SystemDesign2025-04-10

System design - Rate limiter

Rate limit

Rate Limiter

a rate limiter is used to control the rate of traffic sent by a client or a service.

why

prevent Dos attach to prevent prevent server overload
reduce cost if using third party api, like retireve balance

implement

client side: throttle the button click rate, no guarentee (can be modified source code)
server side: most cases implemented within API Gateway
hard limit or soft limit

Algorithms

Token Bucket
Leaking Bucket
Fixed Window Counter
sliding window log
sliding window counter

token bucket: A token bucket is a container that has pre-defined capacity. Tokens are put in the bucket at preset rates periodically. Once the bucket is full, no more tokens are added.

If there is enough token, process request and consume one token
else: request is denied
token bucket
TokenBucket(bucketSize, RefillRate)
- Refill rate: number of tokens put into the bucket every second
How many bucket is needed depends on different api, if a user is allowed to make 1 post per second, add 150 friends per day, the we need 2 buckets

Pros:
    1. easy to implement
    2. memory efficient
Cons:
    1. hard to tune the params properly

Leaking bucket: FIFO queue - if queue is not full, add it to queue - else drop it - Requests are pulled from the queue and processed at regular intervals.

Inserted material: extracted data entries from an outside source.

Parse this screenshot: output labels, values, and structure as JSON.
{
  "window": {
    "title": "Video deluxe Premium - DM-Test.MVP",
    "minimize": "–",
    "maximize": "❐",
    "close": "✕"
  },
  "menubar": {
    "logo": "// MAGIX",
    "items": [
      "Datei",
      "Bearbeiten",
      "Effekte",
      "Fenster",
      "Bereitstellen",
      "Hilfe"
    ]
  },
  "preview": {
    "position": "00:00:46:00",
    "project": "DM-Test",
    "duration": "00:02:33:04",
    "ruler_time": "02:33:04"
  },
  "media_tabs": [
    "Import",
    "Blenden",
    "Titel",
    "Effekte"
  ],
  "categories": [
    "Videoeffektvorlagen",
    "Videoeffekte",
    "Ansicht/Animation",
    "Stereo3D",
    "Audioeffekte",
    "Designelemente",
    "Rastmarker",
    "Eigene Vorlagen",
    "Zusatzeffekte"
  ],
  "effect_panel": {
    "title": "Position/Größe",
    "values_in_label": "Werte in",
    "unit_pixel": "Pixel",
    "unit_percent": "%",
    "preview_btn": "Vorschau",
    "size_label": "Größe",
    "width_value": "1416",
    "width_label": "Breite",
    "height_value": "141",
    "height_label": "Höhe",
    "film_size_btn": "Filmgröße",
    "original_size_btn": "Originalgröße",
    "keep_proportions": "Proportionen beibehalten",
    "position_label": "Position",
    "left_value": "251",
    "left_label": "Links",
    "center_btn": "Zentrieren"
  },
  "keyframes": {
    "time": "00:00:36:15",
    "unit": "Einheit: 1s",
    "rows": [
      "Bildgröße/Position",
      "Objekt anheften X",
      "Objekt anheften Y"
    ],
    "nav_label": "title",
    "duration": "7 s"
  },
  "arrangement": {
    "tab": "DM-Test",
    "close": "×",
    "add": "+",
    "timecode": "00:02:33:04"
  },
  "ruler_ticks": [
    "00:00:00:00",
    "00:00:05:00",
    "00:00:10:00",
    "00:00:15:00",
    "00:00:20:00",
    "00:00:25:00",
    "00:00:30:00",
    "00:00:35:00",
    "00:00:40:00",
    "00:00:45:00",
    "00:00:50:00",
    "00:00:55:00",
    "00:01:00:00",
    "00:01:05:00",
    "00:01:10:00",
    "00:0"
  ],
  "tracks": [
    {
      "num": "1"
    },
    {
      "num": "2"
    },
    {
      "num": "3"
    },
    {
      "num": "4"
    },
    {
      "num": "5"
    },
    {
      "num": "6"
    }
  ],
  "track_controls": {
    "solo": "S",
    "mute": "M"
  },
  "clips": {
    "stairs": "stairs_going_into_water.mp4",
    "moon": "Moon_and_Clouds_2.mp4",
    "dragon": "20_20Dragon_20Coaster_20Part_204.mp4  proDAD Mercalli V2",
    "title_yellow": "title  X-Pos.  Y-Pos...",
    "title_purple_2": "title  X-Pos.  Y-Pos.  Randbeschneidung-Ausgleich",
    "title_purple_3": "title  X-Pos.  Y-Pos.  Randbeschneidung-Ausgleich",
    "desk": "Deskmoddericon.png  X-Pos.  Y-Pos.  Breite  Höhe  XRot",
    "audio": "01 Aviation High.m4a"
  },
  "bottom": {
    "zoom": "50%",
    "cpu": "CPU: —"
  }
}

leakingBucket(BucketSize, OutflowRate):
- Outflow rate: it defines how many requests can be processed at a fixed rate, usually in seconds.

Pros:
    1. memory efficient given the limited queue size
    2. Requests are processed at a fixed rate therefore it is suitable for use cases that a stable outflow rate is needed.
Cons:
    1. when queue filled with old requests, burst recent traffic will be dropped
    2. hard to tune params

Fixed window counter - The algorithm divides the timeline into fix-sized time windows and assign a counter for each window - Each request increments the counter by one - Once the counter reaches the pre-defined threshold, new requests are dropped until a new time window starts.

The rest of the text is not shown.